Hmmm, I also use a bowl to feed Maya, as I have every other golden I have owned--although I also supplement at lunch time with either a Kong with peanut butter, or the Starmark ball filled with cheerios. Maya does gobble up her food fairly quickly, but I never considered that bowl feeding could be putting her through psychological trauma  seems a bit of an extreme statement to me--but whatever works best for your dog!


----------



## OutWest (Oct 6, 2011)

A dog trainer I spoke to at a puppy social says she never feeds her dogs out of a bowl. She always makes them work for it in some fashion. She uses Kongs, or hand feeds after having the dogs practice tricks or commands, and she scatters the food around the yard so they have to use their noses to find it. I give both my dogs Kongs when they go into their crates and they love them (I measure out their food allotment in the morning and stuff the Kong from that). I try to use kibble when training Tucker. But I haven't gone so far as to feed everything outside of the bowl. My older dog is used to having food in a bowl, and I give Tucker some of his that way so he doesn't pounce on hers. :no: But I'm not quite at the point of having all the food come out of my hand, etc. 

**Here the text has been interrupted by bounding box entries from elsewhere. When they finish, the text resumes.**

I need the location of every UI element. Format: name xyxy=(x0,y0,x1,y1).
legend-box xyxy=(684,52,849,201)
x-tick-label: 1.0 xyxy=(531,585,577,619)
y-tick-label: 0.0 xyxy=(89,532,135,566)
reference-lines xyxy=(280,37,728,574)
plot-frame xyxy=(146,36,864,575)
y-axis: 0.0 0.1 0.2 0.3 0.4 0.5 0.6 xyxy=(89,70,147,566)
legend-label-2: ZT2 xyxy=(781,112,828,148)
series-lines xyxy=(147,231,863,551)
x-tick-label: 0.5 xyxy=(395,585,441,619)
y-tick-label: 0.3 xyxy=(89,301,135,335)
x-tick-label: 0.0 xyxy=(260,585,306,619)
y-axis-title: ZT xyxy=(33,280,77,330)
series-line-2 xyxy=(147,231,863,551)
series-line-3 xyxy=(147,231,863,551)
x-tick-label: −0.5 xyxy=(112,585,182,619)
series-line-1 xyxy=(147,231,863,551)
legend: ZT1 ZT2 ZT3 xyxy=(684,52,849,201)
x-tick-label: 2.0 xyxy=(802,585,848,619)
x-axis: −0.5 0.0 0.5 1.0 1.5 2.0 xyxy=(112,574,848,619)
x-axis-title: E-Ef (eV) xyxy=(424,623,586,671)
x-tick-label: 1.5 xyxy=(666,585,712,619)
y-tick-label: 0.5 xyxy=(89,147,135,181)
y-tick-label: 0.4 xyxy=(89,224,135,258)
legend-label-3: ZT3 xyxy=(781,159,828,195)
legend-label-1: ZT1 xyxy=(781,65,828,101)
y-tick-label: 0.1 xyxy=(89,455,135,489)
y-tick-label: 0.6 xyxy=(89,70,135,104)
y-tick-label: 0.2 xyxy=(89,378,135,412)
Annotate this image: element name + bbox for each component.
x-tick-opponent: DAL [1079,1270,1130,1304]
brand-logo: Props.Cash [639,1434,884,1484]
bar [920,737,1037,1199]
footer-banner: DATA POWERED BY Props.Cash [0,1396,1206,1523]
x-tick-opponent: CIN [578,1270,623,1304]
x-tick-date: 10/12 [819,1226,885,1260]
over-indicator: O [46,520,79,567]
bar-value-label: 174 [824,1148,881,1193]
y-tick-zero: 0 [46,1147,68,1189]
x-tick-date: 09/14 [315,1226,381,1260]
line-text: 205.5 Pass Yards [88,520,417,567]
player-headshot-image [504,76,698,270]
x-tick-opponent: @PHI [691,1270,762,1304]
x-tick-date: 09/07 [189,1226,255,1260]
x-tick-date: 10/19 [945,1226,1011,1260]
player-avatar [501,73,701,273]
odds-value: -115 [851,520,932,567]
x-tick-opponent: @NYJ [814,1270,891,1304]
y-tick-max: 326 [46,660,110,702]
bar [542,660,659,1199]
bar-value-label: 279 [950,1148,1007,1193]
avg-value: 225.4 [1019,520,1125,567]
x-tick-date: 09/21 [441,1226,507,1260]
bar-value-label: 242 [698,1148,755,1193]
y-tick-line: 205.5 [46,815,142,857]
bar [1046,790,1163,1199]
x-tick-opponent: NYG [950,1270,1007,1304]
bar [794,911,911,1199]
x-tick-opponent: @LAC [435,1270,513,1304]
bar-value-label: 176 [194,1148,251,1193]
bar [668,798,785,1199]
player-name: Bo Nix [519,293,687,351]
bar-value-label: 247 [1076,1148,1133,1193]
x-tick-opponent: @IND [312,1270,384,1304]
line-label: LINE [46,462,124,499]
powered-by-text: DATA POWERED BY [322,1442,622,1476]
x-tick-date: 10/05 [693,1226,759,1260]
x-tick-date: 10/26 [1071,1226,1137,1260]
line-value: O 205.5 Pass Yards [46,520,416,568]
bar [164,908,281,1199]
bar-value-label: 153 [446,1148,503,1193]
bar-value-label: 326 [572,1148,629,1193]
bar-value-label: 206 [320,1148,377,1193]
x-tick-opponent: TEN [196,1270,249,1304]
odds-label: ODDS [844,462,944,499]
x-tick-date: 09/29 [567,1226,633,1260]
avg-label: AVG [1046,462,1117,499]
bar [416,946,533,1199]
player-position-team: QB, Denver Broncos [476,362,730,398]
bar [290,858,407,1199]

From the video of Ian Dunbar that I watched, he had a husky or similar spitz-type large dog. An intense dog that needed to be kept busy or he'd find trouble to get into. Dunbar had a LOT of Kongs and would stuff them all and freeze them. In the morning when he left the house he would scatter them around the room his dog was in. It would take the dog quite a while to get through it all, and then he'd sit and just chew on the Kongs for the "chew fun" of it.


----------



## Karen519 (Aug 21, 2006)

*Mr. Bojangles*

Mr. Bojangles

Didn't you get your puppy today? So excited for you!!


----------



## Mr. Bojangles (Sep 15, 2011)

Karen519 said:


> Mr. Bojangles
> 
> Didn't you get your puppy today? So excited for you!!



Sure did! Pics here:

http://www.goldenretrieverforum.com...576-please-allow-myself-introduce-myself.html


----------



## CarolinaCasey (Jun 1, 2007)

We use the Starmark Bob a Lot, Buster Cube, & Tug a Jug to dispense meals. We use kongs for when we go to work and part of our bedtime rouine.


----------



## Sweet Summer Time (Nov 24, 2010)

I also use the kong wobbler, to feed. it really slows her down she has always inhaled her food. i put a little bit in her bowl then she knows to go the the living room and wait for the rest in her wobbler. She loves it, she pats it all around, even pick ups with her mouth and suplexes it!


----------



## Deb_Bayne (Mar 18, 2011)

When Bayne has way too much energy around dinner time we'll put his dry kibble in the kong and he has so much fun banging it around, we never give it to him if we're trying to watch tv though, way too noisy.


----------



## iansgran (May 29, 2010)

I haven't used the feeding toys for dry kibble for awhile because we have furniture with legs and Jaro keeps knocking it under then goes crazy. I do give him part of his food in a frozen kong, they stays in one place while he licks it out. 
And the reason the kong has that hole in the small end is so you don't get a vacuum, thus stuck tongue. If you put anything in the kong and freeze it be sure the little hole is not clogged up.


----------